Large Language Model (LLM) agents demonstrate strong performance in autonomous code generation under loose specifications. However, production-grade software requires strict adherence to structural constraints, such as architectural patterns, databases, and object-relational mappings. Existing benchmarks often overlook these non-functional requirements, rewarding functionally correct but structurally arbitrary solutions. We present a systematic study evaluating how well agents handle structural constraints in multi-file backend generation. By fixing a unified API contract across 80 greenfield generation tasks and 20 feature-implementation tasks spanning eight web frameworks, we isolate the effect of structural complexity using a dual evaluation with end-to-end behavioral tests and static verifiers. Our findings reveal a phenomenon of constraint decay: as structural requirements accumulate, agent performance exhibits a substantial decline. Capable configurations lose 30 points on average in assertion pass rates from baseline to fully specified tasks, while some weaker configurations approach zero. Framework sensitivity analysis exposes significant performance disparities: agents succeed in minimal, explicit frameworks (e.g., Flask) but perform substantially worse on average in convention-heavy environments (e.g., FastAPI, Django). Finally, error analysis identifies data-layer defects (e.g., incorrect query composition and ORM runtime violations) as the leading root causes. This work highlights that jointly satisfying functional and structural requirements remains a key open challenge for coding agents.

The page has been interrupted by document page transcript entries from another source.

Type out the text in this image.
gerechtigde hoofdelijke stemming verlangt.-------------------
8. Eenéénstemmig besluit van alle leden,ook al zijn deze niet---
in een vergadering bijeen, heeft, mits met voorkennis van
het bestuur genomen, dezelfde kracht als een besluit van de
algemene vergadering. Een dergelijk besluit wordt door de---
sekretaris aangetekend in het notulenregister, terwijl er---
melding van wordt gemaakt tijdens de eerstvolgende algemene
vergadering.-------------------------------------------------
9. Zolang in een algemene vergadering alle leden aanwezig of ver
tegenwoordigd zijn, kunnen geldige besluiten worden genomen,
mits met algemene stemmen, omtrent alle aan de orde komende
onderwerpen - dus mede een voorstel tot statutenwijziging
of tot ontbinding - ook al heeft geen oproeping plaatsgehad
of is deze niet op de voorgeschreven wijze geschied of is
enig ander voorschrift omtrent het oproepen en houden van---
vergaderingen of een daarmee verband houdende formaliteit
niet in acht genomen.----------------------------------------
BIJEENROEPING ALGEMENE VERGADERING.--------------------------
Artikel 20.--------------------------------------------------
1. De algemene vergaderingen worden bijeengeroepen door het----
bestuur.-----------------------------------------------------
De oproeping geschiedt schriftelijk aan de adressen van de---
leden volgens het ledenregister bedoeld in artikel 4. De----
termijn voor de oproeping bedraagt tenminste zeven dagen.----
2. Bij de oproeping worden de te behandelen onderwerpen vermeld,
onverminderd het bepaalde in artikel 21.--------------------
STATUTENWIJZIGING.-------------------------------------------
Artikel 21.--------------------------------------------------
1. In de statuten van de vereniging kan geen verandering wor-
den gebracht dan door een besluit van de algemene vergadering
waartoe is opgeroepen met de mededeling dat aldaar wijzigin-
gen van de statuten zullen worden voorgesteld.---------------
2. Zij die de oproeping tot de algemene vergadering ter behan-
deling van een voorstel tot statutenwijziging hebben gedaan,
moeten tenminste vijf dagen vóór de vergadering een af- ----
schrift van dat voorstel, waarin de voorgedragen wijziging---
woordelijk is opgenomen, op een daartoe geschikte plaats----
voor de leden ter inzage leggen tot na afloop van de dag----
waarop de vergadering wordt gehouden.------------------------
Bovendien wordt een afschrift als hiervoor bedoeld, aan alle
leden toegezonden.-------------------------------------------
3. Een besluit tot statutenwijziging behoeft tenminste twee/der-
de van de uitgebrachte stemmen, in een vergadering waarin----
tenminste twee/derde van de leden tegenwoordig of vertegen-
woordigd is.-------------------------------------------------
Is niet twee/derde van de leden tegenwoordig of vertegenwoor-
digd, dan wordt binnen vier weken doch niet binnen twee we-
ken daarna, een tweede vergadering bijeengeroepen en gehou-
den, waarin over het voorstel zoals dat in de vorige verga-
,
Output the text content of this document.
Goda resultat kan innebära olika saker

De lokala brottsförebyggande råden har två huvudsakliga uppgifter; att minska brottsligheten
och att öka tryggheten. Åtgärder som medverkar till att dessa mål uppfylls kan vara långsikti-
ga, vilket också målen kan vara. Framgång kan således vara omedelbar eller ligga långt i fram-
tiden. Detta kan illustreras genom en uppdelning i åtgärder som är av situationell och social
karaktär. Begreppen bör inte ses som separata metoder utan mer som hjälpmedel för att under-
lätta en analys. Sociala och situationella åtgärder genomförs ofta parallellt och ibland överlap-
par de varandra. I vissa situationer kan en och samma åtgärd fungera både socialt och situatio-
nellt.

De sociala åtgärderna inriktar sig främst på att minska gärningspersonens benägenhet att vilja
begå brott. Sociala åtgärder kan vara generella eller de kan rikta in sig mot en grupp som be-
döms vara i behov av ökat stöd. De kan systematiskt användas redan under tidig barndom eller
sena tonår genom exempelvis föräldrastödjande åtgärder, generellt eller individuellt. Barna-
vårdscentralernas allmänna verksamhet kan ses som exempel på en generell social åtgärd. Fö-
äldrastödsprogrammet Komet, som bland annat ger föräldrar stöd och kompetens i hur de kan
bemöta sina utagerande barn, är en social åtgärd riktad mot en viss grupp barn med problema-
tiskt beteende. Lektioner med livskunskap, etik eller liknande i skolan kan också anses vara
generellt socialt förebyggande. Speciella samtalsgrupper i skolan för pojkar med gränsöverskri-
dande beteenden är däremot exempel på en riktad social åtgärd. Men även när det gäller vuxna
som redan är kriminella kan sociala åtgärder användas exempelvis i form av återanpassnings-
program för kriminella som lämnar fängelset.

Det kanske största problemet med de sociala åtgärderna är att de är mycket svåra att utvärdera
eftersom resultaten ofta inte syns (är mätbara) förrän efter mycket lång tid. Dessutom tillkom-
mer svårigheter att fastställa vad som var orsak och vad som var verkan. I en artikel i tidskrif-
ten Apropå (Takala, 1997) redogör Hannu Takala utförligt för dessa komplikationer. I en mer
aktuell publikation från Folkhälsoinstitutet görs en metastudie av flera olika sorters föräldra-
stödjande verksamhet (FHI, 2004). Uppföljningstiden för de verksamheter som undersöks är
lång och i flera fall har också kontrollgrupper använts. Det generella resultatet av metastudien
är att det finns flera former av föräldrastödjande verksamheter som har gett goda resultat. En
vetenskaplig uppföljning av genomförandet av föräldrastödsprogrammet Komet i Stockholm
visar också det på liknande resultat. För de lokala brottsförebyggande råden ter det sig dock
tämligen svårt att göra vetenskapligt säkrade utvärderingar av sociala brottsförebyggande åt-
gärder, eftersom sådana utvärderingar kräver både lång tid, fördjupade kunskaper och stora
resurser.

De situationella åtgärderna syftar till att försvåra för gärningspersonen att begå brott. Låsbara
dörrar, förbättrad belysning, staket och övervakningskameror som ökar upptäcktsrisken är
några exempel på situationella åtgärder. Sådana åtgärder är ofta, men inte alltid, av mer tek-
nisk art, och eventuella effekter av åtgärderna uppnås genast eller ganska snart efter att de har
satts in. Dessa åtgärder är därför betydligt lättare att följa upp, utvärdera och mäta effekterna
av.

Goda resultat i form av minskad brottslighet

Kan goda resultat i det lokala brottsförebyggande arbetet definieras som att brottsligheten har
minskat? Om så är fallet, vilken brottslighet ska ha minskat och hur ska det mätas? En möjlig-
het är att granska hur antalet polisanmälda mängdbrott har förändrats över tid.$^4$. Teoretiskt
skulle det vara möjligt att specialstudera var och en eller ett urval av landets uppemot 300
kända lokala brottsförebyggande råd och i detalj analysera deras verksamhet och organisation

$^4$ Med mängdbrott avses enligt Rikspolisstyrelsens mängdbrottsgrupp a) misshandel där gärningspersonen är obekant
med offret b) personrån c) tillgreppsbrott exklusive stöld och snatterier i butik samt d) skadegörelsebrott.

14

翻译：大语言模型（LLM）智能体在宽松规范下展现出强大的自主代码生成能力。然而，生产级软件要求严格遵循结构性约束，例如架构模式、数据库及对象关系映射。现有基准测试往往忽略这些非功能性需求，奖励功能正确但结构随意的解决方案。我们开展了一项系统性研究，评估智能体在多文件后端生成中处理结构性约束的能力。通过固定跨80项绿地生成任务和20项涉及八个Web框架的特征实现任务的统一API契约，我们采用端到端行为测试与静态验证器的双重评估方式，隔离出结构复杂性的影响。研究发现揭示了一种“约束衰减”现象：随着结构性需求累积，智能体性能出现显著下降。从基线任务到完全指定任务，高配置智能体断言通过率平均下降30个百分点，而部分弱配置智能体则趋近于零。框架敏感性分析暴露了显著的性能差异：智能体在最小显式框架（如Flask）中表现优异，但在惯例密集型环境（如FastAPI、Django）中平均表现大幅下滑。最终，错误分析指出数据层缺陷（如错误查询组合与ORM运行时违规）是首要根源。本工作表明，同时满足功能性与结构性需求仍是编码智能体面临的关键开放挑战。